Потепление пробудило всякую живность и выманило под открытое небо. На обочинах дикие кролики щипали сухую траву и пожухлые листья кустов в живой изгороди, не обращая внимания на проезжающую машину. Птицы слетали с голых веток и прыгали по земле, отыскивая спрятанное среди корней лакомство. Коровы и лошади вернулись на поля. Среди лошадей две очень красивые, которых Салли видела раньше. Она вспомнила о Черном красавчике и обреченной Рыжей из знаменитой книги Анны Сьюэлл. [13]
13
Сьюэлл Анна (1820–1878) — английская писательница, автор единственного опубликованного произведения «Черный красавчик», посвященного истории одной лошади.
Молчание было тягостным. Салли, вытащив из сумки зеркальце, с отвращением всматривалась в свое бледное натянутое лицо. Лайам, наблюдая за ней, попытался облегчить атмосферу.
— Чудный день. Трудно подумать, что скоро Рождество.

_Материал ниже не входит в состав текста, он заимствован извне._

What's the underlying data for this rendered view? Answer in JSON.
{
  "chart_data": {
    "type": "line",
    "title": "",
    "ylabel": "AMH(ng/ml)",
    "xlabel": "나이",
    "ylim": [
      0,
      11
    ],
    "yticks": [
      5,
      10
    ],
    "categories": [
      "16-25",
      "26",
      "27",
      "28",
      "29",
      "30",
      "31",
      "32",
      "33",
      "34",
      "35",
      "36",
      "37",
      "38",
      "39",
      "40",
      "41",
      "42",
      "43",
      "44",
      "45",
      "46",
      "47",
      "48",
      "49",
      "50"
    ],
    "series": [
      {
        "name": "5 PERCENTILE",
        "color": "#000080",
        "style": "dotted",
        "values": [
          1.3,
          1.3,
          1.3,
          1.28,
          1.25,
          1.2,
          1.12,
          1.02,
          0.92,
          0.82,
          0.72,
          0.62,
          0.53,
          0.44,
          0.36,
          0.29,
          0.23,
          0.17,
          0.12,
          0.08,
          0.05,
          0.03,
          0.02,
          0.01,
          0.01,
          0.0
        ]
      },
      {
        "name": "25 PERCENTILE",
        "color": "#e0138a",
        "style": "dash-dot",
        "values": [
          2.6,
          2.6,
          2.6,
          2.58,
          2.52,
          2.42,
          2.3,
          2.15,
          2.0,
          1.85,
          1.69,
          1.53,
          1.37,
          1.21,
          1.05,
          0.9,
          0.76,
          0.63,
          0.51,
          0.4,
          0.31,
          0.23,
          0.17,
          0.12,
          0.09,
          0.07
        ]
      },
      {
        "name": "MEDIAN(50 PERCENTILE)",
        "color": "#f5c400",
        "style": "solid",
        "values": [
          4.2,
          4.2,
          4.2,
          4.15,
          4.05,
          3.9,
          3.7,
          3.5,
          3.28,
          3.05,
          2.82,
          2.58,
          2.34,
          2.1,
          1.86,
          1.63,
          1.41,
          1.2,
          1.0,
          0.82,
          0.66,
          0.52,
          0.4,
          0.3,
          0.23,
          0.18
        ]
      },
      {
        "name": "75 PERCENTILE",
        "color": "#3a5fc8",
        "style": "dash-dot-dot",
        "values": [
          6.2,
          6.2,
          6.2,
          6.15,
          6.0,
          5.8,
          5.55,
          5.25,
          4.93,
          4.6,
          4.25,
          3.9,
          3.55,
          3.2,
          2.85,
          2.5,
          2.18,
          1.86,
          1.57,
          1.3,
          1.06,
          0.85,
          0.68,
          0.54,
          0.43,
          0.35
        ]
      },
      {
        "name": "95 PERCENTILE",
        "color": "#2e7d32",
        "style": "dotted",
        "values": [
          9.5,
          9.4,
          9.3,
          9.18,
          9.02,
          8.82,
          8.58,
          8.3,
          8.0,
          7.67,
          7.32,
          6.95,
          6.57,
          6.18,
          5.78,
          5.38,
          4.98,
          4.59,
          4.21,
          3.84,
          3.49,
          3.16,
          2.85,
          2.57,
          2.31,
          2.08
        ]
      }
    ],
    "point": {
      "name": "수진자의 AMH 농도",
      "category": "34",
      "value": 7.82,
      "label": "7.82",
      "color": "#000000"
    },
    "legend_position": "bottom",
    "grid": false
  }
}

— Разве я могу думать о Рождестве? — огрызнулась она, сунув зеркало обратно. — Вообще ни о чем не могу. Жизнь — сплошной кошмар.
— Ты еще не оправилась. Дома сразу же ляжешь в постель. Потом я тебе ланч приготовлю.
Новый заботливый Лайам хуже прежнего, ворчливого, придирчивого.
— Спасибо, не хочу. Вряд ли еще когда-нибудь буду есть. Не обязательно сидеть со мной дома. Сама справлюсь. Лучше вернись в Оксфорд, работай.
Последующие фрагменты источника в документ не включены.